Diese Argumentation entspricht indes nicht den Erfordernissen einer formal zureichenden, logisch einwandfreien und alle Beweisergebnisse berücksichtigenden Begründung.

Zum einen hat, worauf die Beschwerde zutreffend hinweist, der Eigentümer die Kücheneinrichtung samt Geräten (wozu noch die Badezimmereinrichtung, Toilette und Spannteppiche kommen) selbst mit nur 80.000 S bewertet (vgl. S 165 f d.A); indem das Gericht diese Bekundung des Zeugen E mit Stillschweigen übergangen hat, ist die Begründung des angefochtenen Urteils in Ansehung der Wertfeststellung unvollständig geblieben. Zum anderen kommt es bei der Entscheidung, welchen Schaden der Angeklagte im Rahmen des Betrugsvorwurfes zu verantworten hat, nicht allein auf die objektiven Wertverhältnisse, sondern, wie der Beschwerdeführer des weiteren zutreffend einwendet, auch darauf an, welcher aliquote wertmäßige Anteil des mit 200.000 S vereinbarten Entgeltes einerseits auf die Einrichtungsgegenstände, die im Eigentum des Angeklagten gestanden sind und daher der Geschädigten rechtsgültig übertragen werden konnten, andererseits aber auf jene Sachen des Valentin E entfällt, über die der Angeklagte nicht verfügen durfte und in Ansehung derer er der Getäuschten Eigentum nicht verschaffen konnte; insoweit wären auch opferbezogene Aspekte in die Schadensberechnung einzubeziehen (vgl. Kienapfel, BT II, Allg. Vorbem. RN 92 ff und § 146 RN 175 ff). So gesehen erweist sich die Begründung des Gerichtes für seinen Ausspruch, der Angeklagte habe Inge B vorsätzlich an ihrem Vermögen um einen 100.000 S übersteigenden Betrag geschädigt und daher die (Verbrechens-) Qualifikation nach § 147 Abs. 3 StGB zu verantworten, als im Sinne der Z 5 des § 281 Abs. 1 StPO mangelhaft, weshalb die Aufhebung des Urteils in diesem Umfang unvermeidlich ist.
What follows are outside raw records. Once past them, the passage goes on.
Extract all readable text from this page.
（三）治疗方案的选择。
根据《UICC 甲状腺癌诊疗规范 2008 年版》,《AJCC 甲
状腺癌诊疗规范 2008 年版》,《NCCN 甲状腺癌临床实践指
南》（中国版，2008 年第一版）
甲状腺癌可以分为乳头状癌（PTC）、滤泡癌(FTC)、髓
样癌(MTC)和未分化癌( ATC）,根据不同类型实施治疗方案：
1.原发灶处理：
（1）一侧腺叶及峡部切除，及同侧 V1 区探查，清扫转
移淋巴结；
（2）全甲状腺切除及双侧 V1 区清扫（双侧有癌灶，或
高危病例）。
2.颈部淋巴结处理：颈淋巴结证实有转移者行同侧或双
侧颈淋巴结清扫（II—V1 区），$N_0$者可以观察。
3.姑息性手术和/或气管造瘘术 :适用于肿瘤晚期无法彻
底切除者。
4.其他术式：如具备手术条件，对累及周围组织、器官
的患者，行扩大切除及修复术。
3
Im erneuerten Verfahren wird nach allfälliger Ergänzung des Beweisverfahrens zu prüfen sein, welcher Wert bei Zugrundelegung eines Gesamtkaufpreises von 200.000 S für sämtliche vom Kaufvertrag erfaßten Gegenstände für die zu Unrecht veräußerten Möbel zu veranschlagen ist und ob demgemäß durch die Vorspiegelung des Angeklagten, Eigentümer sämtlicher Einrichtungsgegenstände der Wohnung zu sein, der der Käuferin erwachsene (und vom Tätervorsatz erfaßte) aliquote Schaden 100.000 S zweifelsfrei übersteigt.

Zur Nichtigkeitsbeschwerde der Staatsanwaltschaft:

Gegen den (Teil)Freispruch wendet die Staatsanwaltschaft einen Feststellungsmangel gemäß der Z 9 lit. a des § 281 Abs. 1 StPO ein, indem sie reklamiert, das Beweisverfahren habe gewichtige Anhaltspunkte dafür ergeben, daß das Verhalten des Angeklagten (jedenfalls) als Vergehen der Urkundenfälschung nach § 223 Abs. 2 StGB zu qualifizieren gewesen wäre.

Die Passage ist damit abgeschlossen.